Israel summoned 10 ambassadors to Israel from countries that voted in favor of the resolution, as well as the U.S. ambassador to Israel Daniel Shapiro. Netanyahu escalated his criticism of the U.S. for abstaining, even accusing President Obama of orchestrating the resolution himself.
"From the information that we have, we have no doubt that the Obama administration initiated it, stood behind it, coordinated on the wording and demanded that it be passed," Netanyahu said in Hebrew.
He added the following in English:
"Over decades, American administrations and Israeli governments had disagreed about settlements, but we agreed that the Security Council was not the place to resolve this issue. We knew that going there would make negotiations harder and drive peace further away.
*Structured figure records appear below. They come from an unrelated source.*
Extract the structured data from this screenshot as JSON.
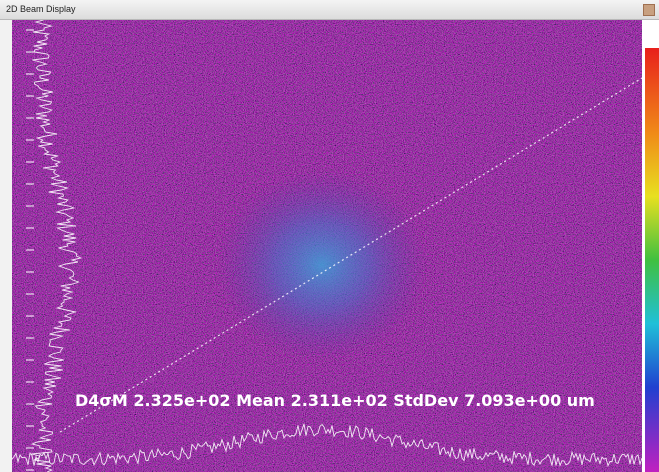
{
  "window": {
    "title": "2D Beam Display"
  },
  "overlay": {
    "readout": "D4σM 2.325e+02 Mean 2.311e+02 StdDev 7.093e+00 um"
  }
}
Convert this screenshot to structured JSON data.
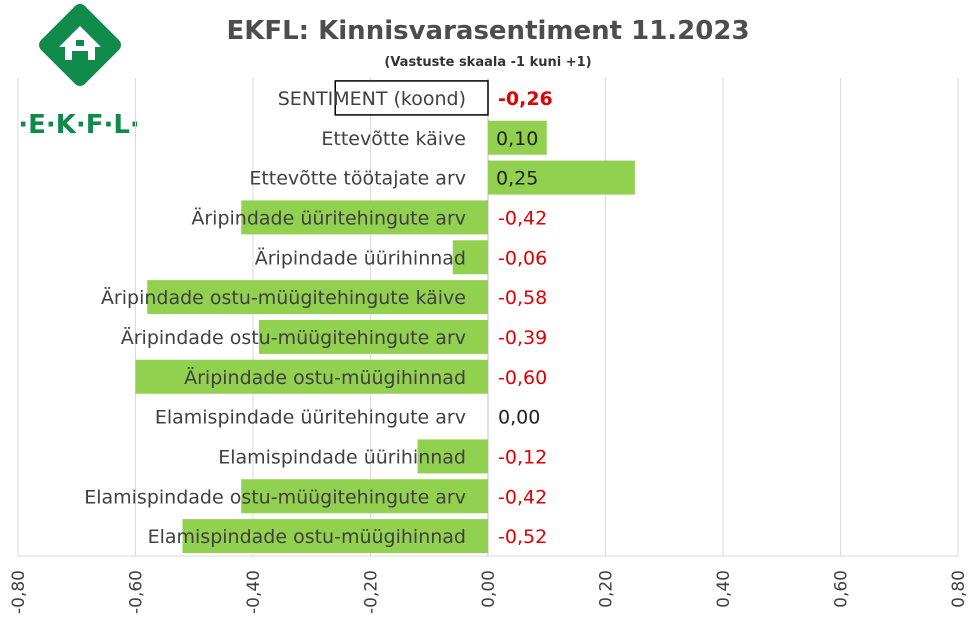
{
  "colors": {
    "bar": "#92d050",
    "negative_value": "#e00000",
    "positive_value": "#222222",
    "grid": "#d9d9d9",
    "logo_green": "#0f8a4a"
  },
  "logo": {
    "text": "·E·K·F·L·",
    "icon": "ekfl-house-logo-icon"
  },
  "chart_data": {
    "type": "bar",
    "orientation": "horizontal",
    "title": "EKFL: Kinnisvarasentiment 11.2023",
    "subtitle": "(Vastuste skaala -1 kuni +1)",
    "xlim": [
      -0.8,
      0.8
    ],
    "grid": true,
    "categories": [
      "SENTIMENT (koond)",
      "Ettevõtte käive",
      "Ettevõtte töötajate arv",
      "Äripindade üüritehingute arv",
      "Äripindade üürihinnad",
      "Äripindade ostu-müügitehingute käive",
      "Äripindade ostu-müügitehingute arv",
      "Äripindade ostu-müügihinnad",
      "Elamispindade üüritehingute arv",
      "Elamispindade üürihinnad",
      "Elamispindade ostu-müügitehingute arv",
      "Elamispindade ostu-müügihinnad"
    ],
    "values": [
      -0.26,
      0.1,
      0.25,
      -0.42,
      -0.06,
      -0.58,
      -0.39,
      -0.6,
      0.0,
      -0.12,
      -0.42,
      -0.52
    ],
    "value_labels": [
      "-0,26",
      "0,10",
      "0,25",
      "-0,42",
      "-0,06",
      "-0,58",
      "-0,39",
      "-0,60",
      "0,00",
      "-0,12",
      "-0,42",
      "-0,52"
    ],
    "highlight_category": "SENTIMENT (koond)",
    "tick_values": [
      -0.8,
      -0.6,
      -0.4,
      -0.2,
      0.0,
      0.2,
      0.4,
      0.6,
      0.8
    ],
    "tick_labels": [
      "-0,80",
      "-0,60",
      "-0,40",
      "-0,20",
      "0,00",
      "0,20",
      "0,40",
      "0,60",
      "0,80"
    ]
  }
}
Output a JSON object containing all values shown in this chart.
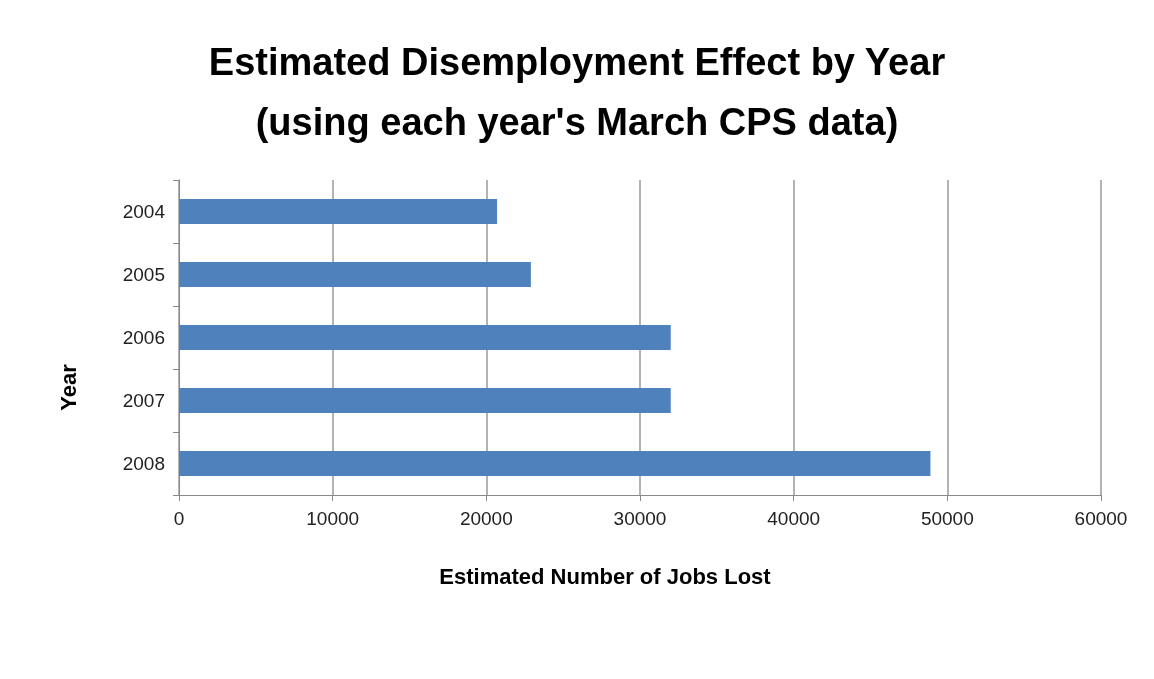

"And, as I told John Kerry on Thursday, friends don't take friends to the Security Council. I'm encouraged by the statements of our friends in the United States, Republicans and Democrats alike. They understand how reckless and destructive this U.N. resolution was, they understand that the Western Wall isn't occupied territory."
Netanyahu added that he looks forward to working with the new administration when it takes office next month.
President-elect Donald Trump has been a vocal critic of the U.S. abstention, tweeting Friday, "As to the U.N., things will be different after Jan. 20th."
NPR's Bill Chappell reported on Friday:
"In explaining the U.S. abstention, Ambassador Samantha Power said the move doesn't signal diminished U.S. support for Israel; she later added that the continued construction of settlements 'seriously undermines Israel's security.'
"Power said, 'The United States has been sending the message that the settlements must stop, privately and publicly, for nearly five decades.' "
Benjamin Rhodes, a deputy national security adviser to President Obama, told reporters on Friday that the administration "tried everything."
"Prime Minister Netanyahu had the opportunity to pursue policies that would have led to a different outcome today," Rhodes said. "Absent this acceleration of settlement activity, absent the type of rhetoric we've seen out of the current Israeli government, I think the United States likely would have taken a different view, because our preference is for there to be a credible peace process underway."
A U.N. spokesperson said in a statement that the secretary-general welcomed the adoption of the resolution, adding that it was a "significant step, demonstrating the Council's much needed leadership and the international community's collective efforts to reconfirm that the vision of two States is still achievable."